Ainda nos termos da Lei nº 14.689/23, a PGFN deverá providenciar, de ofício, o imediato cancelamento da inscrição em dívida ativa da parcela excedente a 100% do crédito tributário, comunicando-o nas Execuções Fiscais. Por certo, aconselhável que o contribuinte monitore o processo e diligencie na hipótese de inércia da PGFN.

E como não poderia deixar de ser, a lei reconhece o direito ao ressarcimento do valor pago a maior, total ou parcialmente, nos últimos cinco anos.

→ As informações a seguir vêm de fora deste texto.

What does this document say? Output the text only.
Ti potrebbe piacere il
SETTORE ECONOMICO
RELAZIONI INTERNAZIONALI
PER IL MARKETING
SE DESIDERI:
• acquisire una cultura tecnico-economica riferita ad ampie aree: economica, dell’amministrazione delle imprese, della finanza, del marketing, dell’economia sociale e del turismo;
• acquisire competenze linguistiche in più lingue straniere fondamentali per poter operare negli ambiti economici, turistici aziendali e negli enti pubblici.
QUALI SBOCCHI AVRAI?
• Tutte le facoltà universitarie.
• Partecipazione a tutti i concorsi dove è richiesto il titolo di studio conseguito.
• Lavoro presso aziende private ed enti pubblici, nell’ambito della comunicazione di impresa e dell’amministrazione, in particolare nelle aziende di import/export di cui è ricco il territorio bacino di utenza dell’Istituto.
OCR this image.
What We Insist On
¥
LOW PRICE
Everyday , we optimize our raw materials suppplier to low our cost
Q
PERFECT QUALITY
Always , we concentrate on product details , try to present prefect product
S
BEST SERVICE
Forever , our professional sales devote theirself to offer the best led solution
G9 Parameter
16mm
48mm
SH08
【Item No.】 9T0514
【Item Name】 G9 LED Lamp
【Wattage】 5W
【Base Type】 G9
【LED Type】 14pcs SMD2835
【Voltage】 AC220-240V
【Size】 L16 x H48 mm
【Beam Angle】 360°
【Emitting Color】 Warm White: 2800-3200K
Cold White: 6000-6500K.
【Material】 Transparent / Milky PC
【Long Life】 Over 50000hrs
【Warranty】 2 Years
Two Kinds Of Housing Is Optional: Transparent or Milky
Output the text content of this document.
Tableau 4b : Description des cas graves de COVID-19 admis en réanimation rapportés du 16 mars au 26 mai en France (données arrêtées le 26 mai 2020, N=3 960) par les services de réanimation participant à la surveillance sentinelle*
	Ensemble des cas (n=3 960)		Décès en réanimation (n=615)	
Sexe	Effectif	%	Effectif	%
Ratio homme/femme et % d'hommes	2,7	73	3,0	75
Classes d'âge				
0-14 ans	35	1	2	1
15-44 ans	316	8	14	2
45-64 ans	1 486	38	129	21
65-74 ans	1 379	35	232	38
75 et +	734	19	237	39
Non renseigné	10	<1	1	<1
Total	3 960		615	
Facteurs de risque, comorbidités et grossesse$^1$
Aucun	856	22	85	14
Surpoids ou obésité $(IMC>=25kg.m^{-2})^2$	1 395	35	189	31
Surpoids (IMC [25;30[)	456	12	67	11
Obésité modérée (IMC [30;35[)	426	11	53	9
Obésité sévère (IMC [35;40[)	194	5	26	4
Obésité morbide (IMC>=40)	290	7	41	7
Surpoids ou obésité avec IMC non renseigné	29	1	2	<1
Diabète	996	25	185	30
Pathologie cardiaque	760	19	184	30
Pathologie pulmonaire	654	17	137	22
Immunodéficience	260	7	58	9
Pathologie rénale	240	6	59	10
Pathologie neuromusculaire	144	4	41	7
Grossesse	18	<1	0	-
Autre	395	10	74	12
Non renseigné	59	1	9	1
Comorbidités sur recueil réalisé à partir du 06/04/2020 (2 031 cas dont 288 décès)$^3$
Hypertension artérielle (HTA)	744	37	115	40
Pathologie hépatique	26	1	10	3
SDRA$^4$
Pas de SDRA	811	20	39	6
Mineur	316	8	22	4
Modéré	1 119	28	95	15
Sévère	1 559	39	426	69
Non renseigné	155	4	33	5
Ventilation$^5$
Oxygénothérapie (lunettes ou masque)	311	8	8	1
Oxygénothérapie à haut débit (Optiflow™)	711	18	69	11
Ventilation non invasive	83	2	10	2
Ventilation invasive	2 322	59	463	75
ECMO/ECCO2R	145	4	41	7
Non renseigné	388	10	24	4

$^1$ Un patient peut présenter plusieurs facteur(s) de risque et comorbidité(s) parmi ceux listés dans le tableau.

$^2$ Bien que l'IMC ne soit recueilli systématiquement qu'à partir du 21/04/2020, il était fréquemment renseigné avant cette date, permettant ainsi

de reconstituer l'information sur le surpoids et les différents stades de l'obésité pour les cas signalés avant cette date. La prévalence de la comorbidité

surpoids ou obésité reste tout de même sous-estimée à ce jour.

Contudo, o condiciona, infelizmente, à propositura de ação judicial (!), cuja liquidação e ressarcimento será por meio de precatório ou compensação tributária.

Aqui, cabe nova crítica, na medida em que tal condição em muito dificulta o acesso do contribuinte ao exercício de seu direito de ressarcimento, forçando-o a bater nas portas do Judiciário para obter o que já é sabido e reconhecidamente seu.

Vale ressaltar que o artigo 106, II do CTN define que a retroatividade da lei benéfica se aplica a ato pretérito não “definitivamente julgado”. Por certo, tal definitividade não se refere ao processo administrativo, pois não são imunes à revisão pelo Judiciário.

Restituição de valores

Agora, e na hipótese de o contribuinte que pagou a penalidade após o julgamento definitivo de ação judicial de conhecimento e antes do término da execução fiscal, teria ele direito à restituição dos valores pagos últimos cinco anos?

Se aplicado o bom direito, a resposta é positiva!

Segundo o STJ, quando uma nova lei fixa multa menos severa, deverá ela ser considerada em favor do contribuinte enquanto a execução fiscal não alcançar as fases finais de arrematação, adjudicação ou remição.

Assim, em curso execução fiscal, independentemente oposição ou não dos embargos à execução fiscal ou se estes já foram ou não julgados, aplica-se o princípio da retroatividade da lei mais benéfica.

De toda sorte, recomenda-se que o executado não deixe a cargo exclusivo da Procuradoria a comunicação do cancelamento das inscrições de dívida ativa nas execuções fiscais em curso, já que após a arrematação, adjudicação ou remissão não mais seria possível a retroatividade benigna.

Em resumo, se beneficiam da redução todos aqueles que tiveram a cobrança de multa fiscal qualificada da União em percentual superior a 100% nos últimos cinco anos, inscrita ou não em dívida ativa, incluída ou não em Refis, paga (à vista ou parcelada), vencida ou vincenda, consolidada ou não em processo administrativo transitado em julgado, ou discutida em ação judicial em curso, cujos atos executivos não tenham sido ultimados.

Por fim, aconselha-se que o contribuinte proceda ao levantamento das multas acima de 100% que lhes foram imputadas e pagas nos últimos cinco anos, monitore a manifestação da PFGN nos processos em curso, e interponha, em face da abusiva exigência legal, medida judicial visando restituição/compensação dos valores pagos a maior, devidamente atualizados pela Selic.